Submission to the United Nations Special Rapporteur on Counterterrorism and Human Rights

Call for inputs on definitions of “terrorism”, “terrorist organization,” and “violent extremism”

On December 16, 2025, the Center for Constitutional Rights sent a submission to the United Nations Special Rapporteur on Counterterrorism and Human Rights to inform the thematic report on definitions of “terrorism”, “terrorist organisation,” and “violent extremism” to be presented to the United Nations Human Rights Council in March 2026.

Our submission primarily details how United States antiterrorism laws were created and shaped by specific anti-Palestinian agendas before the decisive shift to broader anti-Muslim animus after 2001. As the more notorious U.S. policies of the post-9/11 era—such as torture, indefinite detention, and targeted killing abroad—fade from public memory, these older antiterrorism laws have been normalized as a comparatively liberal baseline, their structurally anti-Palestinian character having been obscured in the meantime.

We also offer analysis that in a global context characterized by backsliding democracies and rising authoritarianism, which was in part fueled by the intentional expansion of the post-9/11 counterterrorism framework, there is an increasing dissonance between attempts to further entrench and define aspects of this framework and rhetoric condemning undemocratic actors, fighting authoritarianism, and reaffirming fundamental human rights.

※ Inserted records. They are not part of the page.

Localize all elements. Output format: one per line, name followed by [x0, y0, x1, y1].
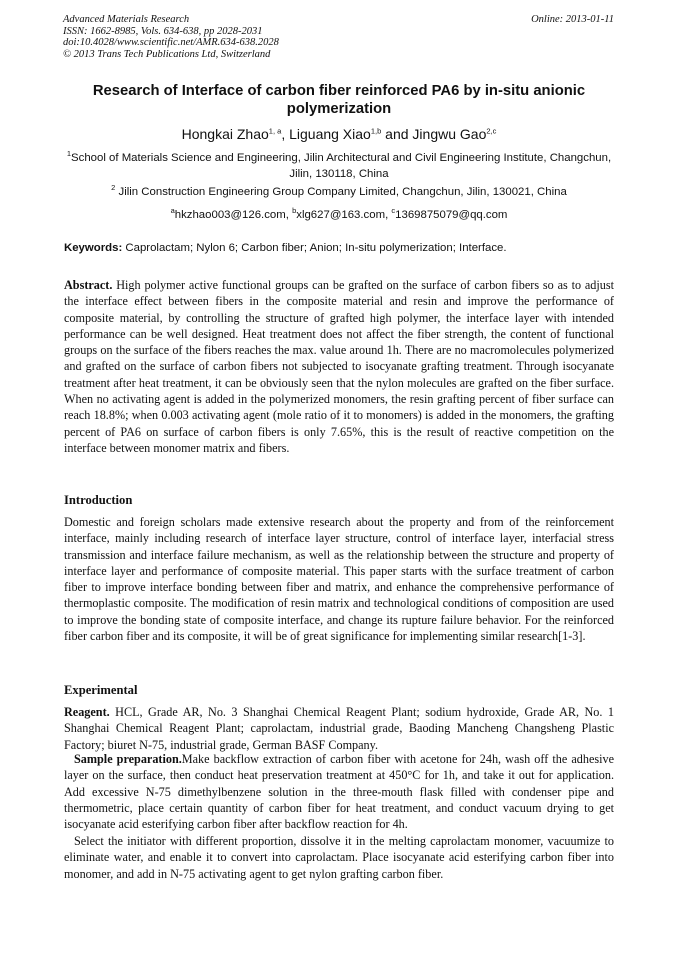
affiliation-2 — [60, 184, 618, 200]
doi-line: doi:10.4028/www.scientific.net/AMR.634-638.2028 — [63, 37, 279, 49]
online-date: Online: 2013-01-11 — [531, 14, 614, 25]
email-mark: a — [170, 206, 175, 216]
keywords-text: Caprolactam; Nylon 6; Carbon fiber; Anion; In-situ polymerization; Interface. — [122, 242, 507, 254]
affiliation-mark: 2 — [111, 183, 116, 193]
email-address: hkzhao003@126.com, — [174, 209, 293, 221]
issn-line: ISSN: 1662-8985, Vols. 634-638, pp 2028-2031 — [63, 25, 263, 37]
author-name: Jingwu Gao — [412, 126, 487, 142]
author-separator: and — [381, 126, 413, 142]
email-address: xlg627@163.com, — [296, 209, 392, 221]
sample-preparation-text: Make backflow extraction of carbon fiber with acetone for 24h, wash off the adhesive layer on the surface, then conduct heat preservation treatment at 450°C for 1h, and take it out for application. Add excessive N-75 dimethylbenzene solution in the three-mouth flask filled with condenser pipe and thermometric, place certain quantity of carbon fiber for heat treatment, and conduct vacuum drying to get isocyanate acid esterifying carbon fiber after backflow reaction for 4h. — [64, 752, 614, 832]
keywords — [64, 242, 507, 254]
paper-title: Research of Interface of carbon fiber reinforced PA6 by in-situ anionic polymerization — [92, 83, 586, 117]
reagent-label: Reagent. — [64, 705, 110, 719]
affiliation-1 — [60, 150, 618, 182]
author-list — [0, 126, 678, 142]
sample-preparation-label: Sample preparation. — [74, 752, 182, 766]
author-affiliation-mark: 2,c — [486, 126, 497, 136]
abstract-text: High polymer active functional groups can be grafted on the surface of carbon fibers so as to adjust the interface effect between fibers in the composite material and resin and improve the performance of composite material, by controlling the structure of grafted high polymer, the interface layer with intended performance can be well designed. Heat treatment does not affect the fiber strength, the content of functional groups on the surface of the fibers reaches the max. value around 1h. There are no macromolecules polymerized and grafted on the surface of carbon fibers not subjected to isocyanate grafting treatment. Through isocyanate treatment after heat treatment, it can be obviously seen that the nylon molecules are grafted on the fiber surface. When no activating agent is added in the polymerized monomers, the resin grafting percent of fiber surface can reach 18.8%; when 0.003 activating agent (mole ratio of it to monomers) is added in the monomers, the grafting percent of PA6 on surface of carbon fibers is only 7.65%, this is the result of reactive competition on the interface between monomer matrix and fibers. — [64, 278, 614, 455]
affiliation-mark: 1 — [66, 149, 72, 159]
author-separator: , — [281, 126, 290, 142]
keywords-label: Keywords: — [64, 242, 123, 254]
author-name: Hongkai Zhao — [181, 126, 269, 142]
section-heading-introduction: Introduction — [64, 493, 133, 507]
running-header — [63, 14, 279, 60]
reagent-paragraph — [64, 704, 614, 753]
author-name: Liguang Xiao — [289, 126, 371, 142]
author-affiliation-mark: 1, a — [268, 126, 282, 136]
initiator-paragraph: Select the initiator with different proportion, dissolve it in the melting caprolactam monomer, vacuumize to eliminate water, and enable it to convert into caprolactam. Place isocyanate acid esterifying carbon fiber into monomer, and add in N-75 activating agent to get nylon grafting carbon fiber. — [64, 834, 614, 881]
email-mark: c — [391, 206, 396, 216]
affiliation-text: School of Materials Science and Engineering, Jilin Architectural and Civil Engineering Institute, Changchun, Jilin, 130118, China — [71, 152, 612, 180]
affiliation-text: Jilin Construction Engineering Group Company Limited, Changchun, Jilin, 130021, China — [115, 186, 567, 198]
journal-name: Advanced Materials Research — [63, 14, 190, 25]
introduction-paragraph: Domestic and foreign scholars made extensive research about the property and from of the reinforcement interface, mainly including research of interface layer structure, control of interface layer, interfacial stress transmission and interface failure mechanism, as well as the relationship between the structure and property of interface layer and performance of composite material. This paper starts with the surface treatment of carbon fiber to improve interface bonding between fiber and matrix, and enhance the comprehensive performance of thermoplastic composite. The modification of resin matrix and technological conditions of composition are used to improve the bonding state of composite interface, and change its rupture failure behavior. For the reinforced fiber carbon fiber and its composite, it will be of great significance for implementing similar research[1-3]. — [64, 515, 614, 644]
copyright-line: © 2013 Trans Tech Publications Ltd, Switzerland — [63, 48, 271, 60]
section-heading-experimental: Experimental — [64, 683, 138, 697]
abstract-label: Abstract. — [64, 278, 113, 292]
sample-preparation-paragraph — [64, 751, 614, 832]
email-mark: b — [292, 206, 297, 216]
email-list — [60, 207, 618, 223]
abstract-paragraph — [64, 277, 614, 456]
author-affiliation-mark: 1,b — [370, 126, 382, 136]
email-address: 1369875079@qq.com — [395, 209, 508, 221]
reagent-text: HCL, Grade AR, No. 3 Shanghai Chemical Reagent Plant; sodium hydroxide, Grade AR, No. 1 Shanghai Chemical Reagent Plant; caprolactam, industrial grade, Baoding Mancheng Changsheng Plastic Factory; biuret N-75, industrial grade, German BASF Company. — [64, 705, 614, 752]
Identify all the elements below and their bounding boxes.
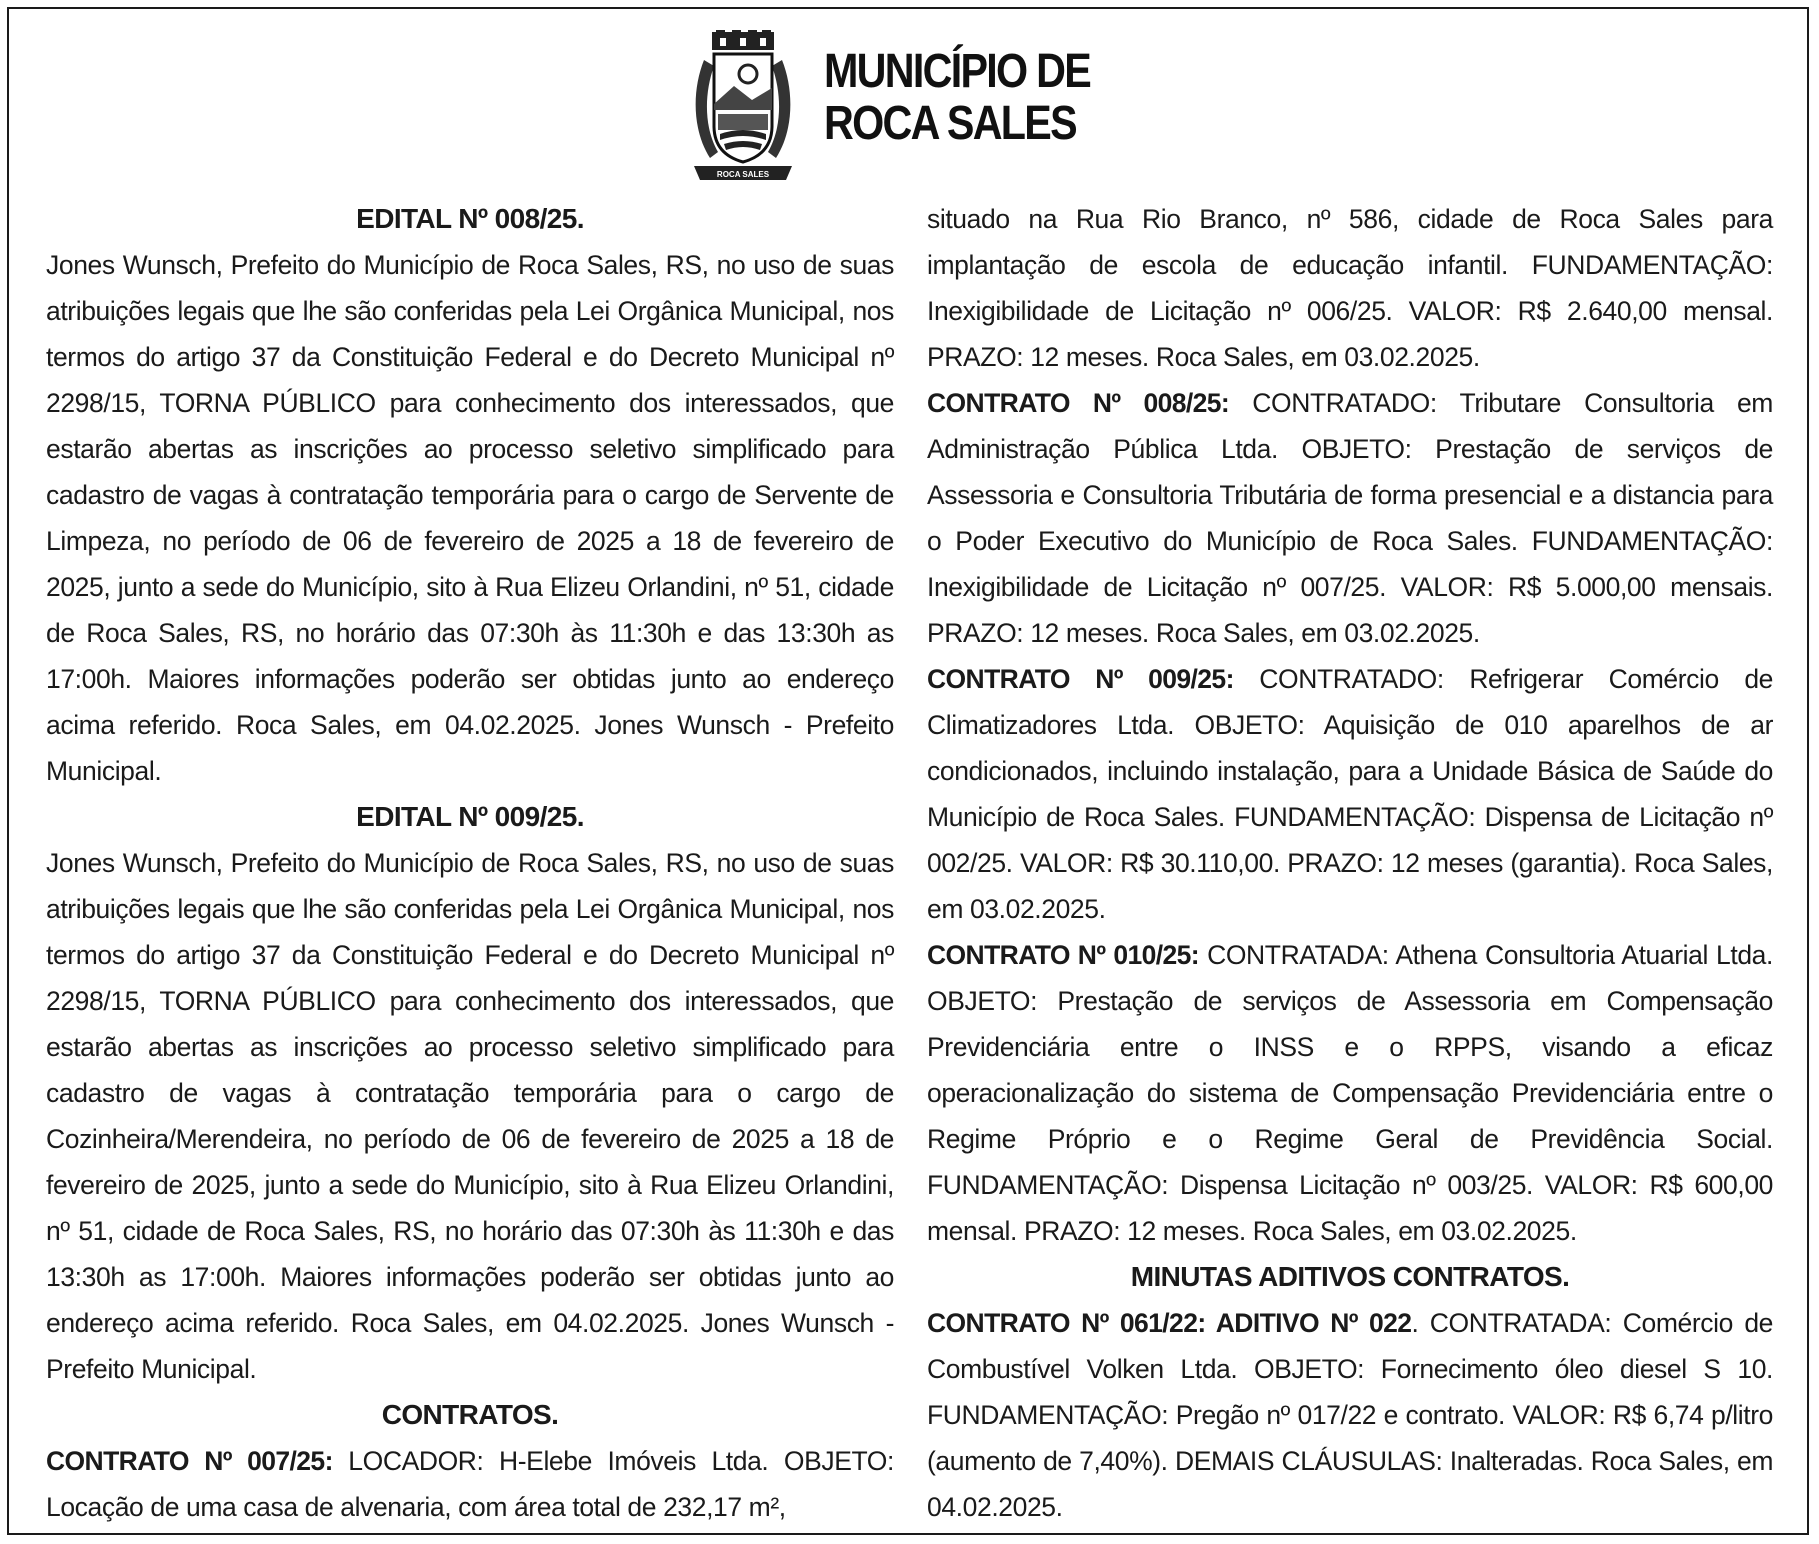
crest-ribbon-text: ROCA SALES [716,170,770,179]
contrato-061-paragraph [927,1300,1773,1530]
contrato-007-body: LOCADOR: H-Elebe Imóveis Ltda. OBJETO: Locação de uma casa de alvenaria, com área total de 232,17 m², [46,1446,894,1522]
contrato-009-lead: CONTRATO Nº 009/25: [927,664,1234,694]
contrato-009-paragraph [927,656,1773,932]
contrato-008-lead: CONTRATO Nº 008/25: [927,388,1230,418]
municipal-crest-icon [690,30,796,190]
edital-009-body: Jones Wunsch, Prefeito do Município de Roca Sales, RS, no uso de suas atribuições legais que lhe são conferidas pela Lei Orgânica Municipal, nos termos do artigo 37 da Constituição Federal e do Decreto Municipal nº 2298/15, TORNA PÚBLICO para conhecimento dos interessados, que estarão abertas as inscrições ao processo seletivo simplificado para cadastro de vagas à contratação temporária para o cargo de Cozinheira/Merendeira, no período de 06 de fevereiro de 2025 a 18 de fevereiro de 2025, junto a sede do Município, sito à Rua Elizeu Orlandini, nº 51, cidade de Roca Sales, RS, no horário das 07:30h às 11:30h e das 13:30h as 17:00h. Maiores informações poderão ser obtidas junto ao endereço acima referido. Roca Sales, em 04.02.2025. Jones Wunsch - Prefeito Municipal. [46,848,894,1384]
contrato-008-paragraph [927,380,1773,656]
title-line-1: MUNICÍPIO DE [824,45,1091,98]
edital-009-heading: EDITAL Nº 009/25. [356,801,584,832]
left-column [46,196,894,1530]
contrato-007-lead: CONTRATO Nº 007/25: [46,1446,333,1476]
edital-008-heading: EDITAL Nº 008/25. [356,203,584,234]
contrato-010-lead: CONTRATO Nº 010/25: [927,940,1199,970]
contrato-061-body: . CONTRATADA: Comércio de Combustível Volken Ltda. OBJETO: Fornecimento óleo diesel S 10. FUNDAMENTAÇÃO: Pregão nº 017/22 e contrato. VALOR: R$ 6,74 p/litro (aumento de 7,40%). DEMAIS CLÁUSULAS: Inalteradas. Roca Sales, em 04.02.2025. [927,1308,1773,1522]
contrato-010-body: CONTRATADA: Athena Consultoria Atuarial Ltda. OBJETO: Prestação de serviços de Assessoria em Compensação Previdenciária entre o INSS e o RPPS, visando a eficaz operacionalização do sistema de Compensação Previdenciária entre o Regime Próprio e o Regime Geral de Previdência Social. FUNDAMENTAÇÃO: Dispensa Licitação nº 003/25. VALOR: R$ 600,00 mensal. PRAZO: 12 meses. Roca Sales, em 03.02.2025. [927,940,1773,1246]
edital-008-body: Jones Wunsch, Prefeito do Município de Roca Sales, RS, no uso de suas atribuições legais que lhe são conferidas pela Lei Orgânica Municipal, nos termos do artigo 37 da Constituição Federal e do Decreto Municipal nº 2298/15, TORNA PÚBLICO para conhecimento dos interessados, que estarão abertas as inscrições ao processo seletivo simplificado para cadastro de vagas à contratação temporária para o cargo de Servente de Limpeza, no período de 06 de fevereiro de 2025 a 18 de fevereiro de 2025, junto a sede do Município, sito à Rua Elizeu Orlandini, nº 51, cidade de Roca Sales, RS, no horário das 07:30h às 11:30h e das 13:30h as 17:00h. Maiores informações poderão ser obtidas junto ao endereço acima referido. Roca Sales, em 04.02.2025. Jones Wunsch - Prefeito Municipal. [46,250,894,786]
minutas-heading: MINUTAS ADITIVOS CONTRATOS. [1130,1261,1570,1292]
title-line-2: ROCA SALES [824,97,1076,150]
contrato-007-paragraph [46,1438,894,1530]
contrato-061-lead: CONTRATO Nº 061/22: ADITIVO Nº 022 [927,1308,1412,1338]
contratos-heading: CONTRATOS. [381,1399,559,1430]
masthead [690,30,1170,195]
contrato-009-body: CONTRATADO: Refrigerar Comércio de Climatizadores Ltda. OBJETO: Aquisição de 010 aparelhos de ar condicionados, incluindo instalação, para a Unidade Básica de Saúde do Município de Roca Sales. FUNDAMENTAÇÃO: Dispensa de Licitação nº 002/25. VALOR: R$ 30.110,00. PRAZO: 12 meses (garantia). Roca Sales, em 03.02.2025. [927,664,1773,924]
page-title [824,46,1090,150]
contrato-010-paragraph [927,932,1773,1254]
contrato-007-continued: situado na Rua Rio Branco, nº 586, cidade de Roca Sales para implantação de escola de educação infantil. FUNDAMENTAÇÃO: Inexigibilidade de Licitação nº 006/25. VALOR: R$ 2.640,00 mensal. PRAZO: 12 meses. Roca Sales, em 03.02.2025. [927,204,1773,372]
contrato-008-body: CONTRATADO: Tributare Consultoria em Administração Pública Ltda. OBJETO: Prestação de serviços de Assessoria e Consultoria Tributária de forma presencial e a distancia para o Poder Executivo do Município de Roca Sales. FUNDAMENTAÇÃO: Inexigibilidade de Licitação nº 007/25. VALOR: R$ 5.000,00 mensais. PRAZO: 12 meses. Roca Sales, em 03.02.2025. [927,388,1773,648]
right-column [927,196,1773,1530]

We share that the lived experience of the communities targeted by the counterterrorism framework clearly establishes that the framework itself is a fundamental source of persistent human rights violations. National and state-level antiterrorism laws are intended by design to be utilized to target politically disfavored individuals and groups specifically to exceptionally deny basic civil and political rights, including the right to life. Broadly, avoiding due process, denying fair trials, and justifying the arbitrary and often indefinite deprivation of a person’s liberty are the point. The counterterrorism framework has been routinely exploited to perpetrate murder, extrajudicial killing, forcible transfer, and atrocity crimes, including genocide.

We conclude by urging all United Nations Special Procedures mandate holders, including the Special Rapporteur on Counterterrorism and Human Rights, to interrogate and reassess the utility of any efforts that may result in further entrenching this dangerous and destructive counterterrorism framework that has helped usher in rising authoritarianism around the world and helped to smooth the way for multiple genocides with impunity, and to take all necessary measures to dismantle the counterterrorism framework and the ideologies that underpin war, detention, and impunity.

The Center for Constitutional Rights believes we must work collectively and urgently to dismantle this broader counterterrorism framework and the post-9/11 “national security” apparatus that has fundamentally altered not only the U.S. legal and political system, but has decimated the international human rights system, fostered rising authoritarianism globally, and smoothed the way for multiple genocides. We must shift global priorities and resources away from discriminatory systems and into programs, solutions, and institutions that center and bolster marginalized communities and protect rights in meaningful ways for communities most impacted by the counterterrorism framework and the post-9/11 authoritarian architecture.